Have you thought differently about the role and power of language and art in the wake of murder of George Floyd, Breonna Taylor, and the wide-spread protests?

The night Justice Ruth Bader Ginsburg died, Rep. Alexandria Ocasio-Cortez got on Instagram Live and spoke encouragingly about, among other things, the important ways artists can contribute during times of crisis. As a sculptor exploring line via abstraction, pattern, and repetition, though, it doesn’t make sense for me to start using text or representational imagery in my work, no matter how much I believe statements such as Black Lives Matter to be fact and no matter how many blocks the food pantry line stretches on my daily walk to the studio. What I have figured out during this time is a way to give back and a way to support. During pandemic lockdown, I’ve made more than a dozen works, sold them quickly via Instagram, and donated all the money to Bryan Stevenson’s Equal Justice Initiative, the San Francisco Marin Food Bank, and the progressive Movement Voter Project. It’s the right thing to do, and I get to partner with admirers of my art in supporting those fighting the good fight.

Have you created something during the lockdown, or are you working on anything now?

Yes, I’m always making work and I don’t get creatively blocked; there are too many interesting ideas to explore.

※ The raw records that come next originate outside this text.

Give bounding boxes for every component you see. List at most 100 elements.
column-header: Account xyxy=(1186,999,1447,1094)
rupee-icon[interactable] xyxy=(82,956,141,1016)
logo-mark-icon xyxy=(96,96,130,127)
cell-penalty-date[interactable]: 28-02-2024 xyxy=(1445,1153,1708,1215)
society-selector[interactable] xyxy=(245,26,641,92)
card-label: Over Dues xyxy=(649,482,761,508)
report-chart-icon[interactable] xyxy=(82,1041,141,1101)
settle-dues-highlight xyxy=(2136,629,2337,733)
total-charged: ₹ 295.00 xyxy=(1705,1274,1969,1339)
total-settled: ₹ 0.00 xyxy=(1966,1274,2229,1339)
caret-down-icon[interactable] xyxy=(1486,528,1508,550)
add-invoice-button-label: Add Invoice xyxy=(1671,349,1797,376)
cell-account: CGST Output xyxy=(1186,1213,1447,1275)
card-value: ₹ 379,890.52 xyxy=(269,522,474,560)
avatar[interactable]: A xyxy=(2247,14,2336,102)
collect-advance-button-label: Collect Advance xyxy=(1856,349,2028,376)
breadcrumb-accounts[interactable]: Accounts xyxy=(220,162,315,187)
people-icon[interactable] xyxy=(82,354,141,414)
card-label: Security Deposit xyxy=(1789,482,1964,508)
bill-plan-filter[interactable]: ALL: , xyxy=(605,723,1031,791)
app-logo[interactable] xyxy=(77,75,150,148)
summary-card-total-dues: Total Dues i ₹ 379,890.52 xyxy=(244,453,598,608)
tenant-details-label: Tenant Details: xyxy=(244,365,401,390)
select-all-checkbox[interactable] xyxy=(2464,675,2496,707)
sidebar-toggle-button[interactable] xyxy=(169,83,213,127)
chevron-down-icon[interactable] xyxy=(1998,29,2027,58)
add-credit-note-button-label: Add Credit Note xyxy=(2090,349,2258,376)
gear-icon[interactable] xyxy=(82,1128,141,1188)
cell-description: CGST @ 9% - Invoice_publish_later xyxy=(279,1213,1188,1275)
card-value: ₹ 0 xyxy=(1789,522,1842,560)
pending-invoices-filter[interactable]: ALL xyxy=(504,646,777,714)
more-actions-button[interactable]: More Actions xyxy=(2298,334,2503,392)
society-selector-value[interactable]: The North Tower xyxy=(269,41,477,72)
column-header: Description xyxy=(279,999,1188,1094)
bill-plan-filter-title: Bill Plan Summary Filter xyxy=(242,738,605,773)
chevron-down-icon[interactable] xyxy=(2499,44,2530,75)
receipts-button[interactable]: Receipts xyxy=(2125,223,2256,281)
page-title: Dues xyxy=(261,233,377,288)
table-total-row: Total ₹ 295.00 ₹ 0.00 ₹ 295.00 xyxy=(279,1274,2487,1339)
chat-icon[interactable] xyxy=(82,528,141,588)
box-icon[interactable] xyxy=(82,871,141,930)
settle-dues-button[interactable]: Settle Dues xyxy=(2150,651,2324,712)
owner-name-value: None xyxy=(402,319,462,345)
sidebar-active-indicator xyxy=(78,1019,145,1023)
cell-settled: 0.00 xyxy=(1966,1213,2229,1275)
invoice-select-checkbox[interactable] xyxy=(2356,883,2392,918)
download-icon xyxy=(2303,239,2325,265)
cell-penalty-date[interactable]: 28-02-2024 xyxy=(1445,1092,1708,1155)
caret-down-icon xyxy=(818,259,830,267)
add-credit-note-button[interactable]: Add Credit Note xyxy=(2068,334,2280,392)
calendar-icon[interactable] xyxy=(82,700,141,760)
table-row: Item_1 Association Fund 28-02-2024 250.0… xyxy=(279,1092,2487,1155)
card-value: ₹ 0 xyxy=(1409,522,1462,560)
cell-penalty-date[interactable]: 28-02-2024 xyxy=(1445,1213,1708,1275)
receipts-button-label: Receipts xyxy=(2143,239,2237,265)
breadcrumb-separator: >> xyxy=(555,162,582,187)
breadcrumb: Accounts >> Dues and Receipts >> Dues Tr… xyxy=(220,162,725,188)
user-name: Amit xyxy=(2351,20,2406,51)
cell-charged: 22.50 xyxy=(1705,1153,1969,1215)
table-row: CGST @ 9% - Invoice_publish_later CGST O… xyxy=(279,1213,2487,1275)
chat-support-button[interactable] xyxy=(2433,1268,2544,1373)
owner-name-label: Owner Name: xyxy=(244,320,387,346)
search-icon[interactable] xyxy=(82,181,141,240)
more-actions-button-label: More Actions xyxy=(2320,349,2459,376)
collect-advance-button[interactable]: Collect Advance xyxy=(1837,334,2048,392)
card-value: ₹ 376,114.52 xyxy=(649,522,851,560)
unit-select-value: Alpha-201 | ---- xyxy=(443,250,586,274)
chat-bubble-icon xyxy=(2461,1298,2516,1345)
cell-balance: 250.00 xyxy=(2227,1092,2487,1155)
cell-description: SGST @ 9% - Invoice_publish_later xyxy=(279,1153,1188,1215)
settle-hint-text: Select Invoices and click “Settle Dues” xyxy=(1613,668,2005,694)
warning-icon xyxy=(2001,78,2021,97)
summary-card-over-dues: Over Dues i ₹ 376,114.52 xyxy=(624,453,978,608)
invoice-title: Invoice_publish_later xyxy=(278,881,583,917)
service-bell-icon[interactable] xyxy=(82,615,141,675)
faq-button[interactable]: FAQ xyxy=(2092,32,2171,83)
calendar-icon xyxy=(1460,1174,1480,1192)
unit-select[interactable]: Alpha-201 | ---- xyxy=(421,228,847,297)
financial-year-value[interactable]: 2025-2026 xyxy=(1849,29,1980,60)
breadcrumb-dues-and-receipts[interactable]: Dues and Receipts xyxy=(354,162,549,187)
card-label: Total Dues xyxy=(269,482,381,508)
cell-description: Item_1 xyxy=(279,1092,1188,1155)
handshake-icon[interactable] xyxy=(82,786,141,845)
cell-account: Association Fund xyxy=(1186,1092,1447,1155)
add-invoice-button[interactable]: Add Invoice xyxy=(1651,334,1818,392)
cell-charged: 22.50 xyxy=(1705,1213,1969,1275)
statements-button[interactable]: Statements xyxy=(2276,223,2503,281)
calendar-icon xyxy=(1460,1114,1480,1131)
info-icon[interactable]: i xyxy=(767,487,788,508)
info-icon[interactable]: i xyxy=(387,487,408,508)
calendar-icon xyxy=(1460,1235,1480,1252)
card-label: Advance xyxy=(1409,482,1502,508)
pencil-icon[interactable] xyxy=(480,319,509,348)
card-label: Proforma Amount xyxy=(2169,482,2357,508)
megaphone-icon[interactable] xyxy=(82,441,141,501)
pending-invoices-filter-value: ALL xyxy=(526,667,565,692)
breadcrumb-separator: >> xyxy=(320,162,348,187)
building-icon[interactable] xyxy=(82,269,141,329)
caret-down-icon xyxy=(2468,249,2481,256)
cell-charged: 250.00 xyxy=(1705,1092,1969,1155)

During the past seven months of tight Bay Area lockdown, I’ve continued to toil happily in solitude in my studio and in that way not much has changed for me. Well, except that the studio is filled to the brim with completed commissions that I can’t yet install, such as a 30’ wide knot collection slated for Target’s corporate headquarters in Minneapolis. But a quieter city with fewer external distractions has allowed me to go deeper into research. I’m fascinated by early technology’s intersection with craft, like Fairchild Semiconductor’s 1960s exploitation of female Navajo weavers to assemble the company’s circuit boards. Or NASA’s use of “little old ladies,” as they called them, to hard code memory, via a wire- and-magnets technique similar to textile production, into the early Mars probes and Apollo computers.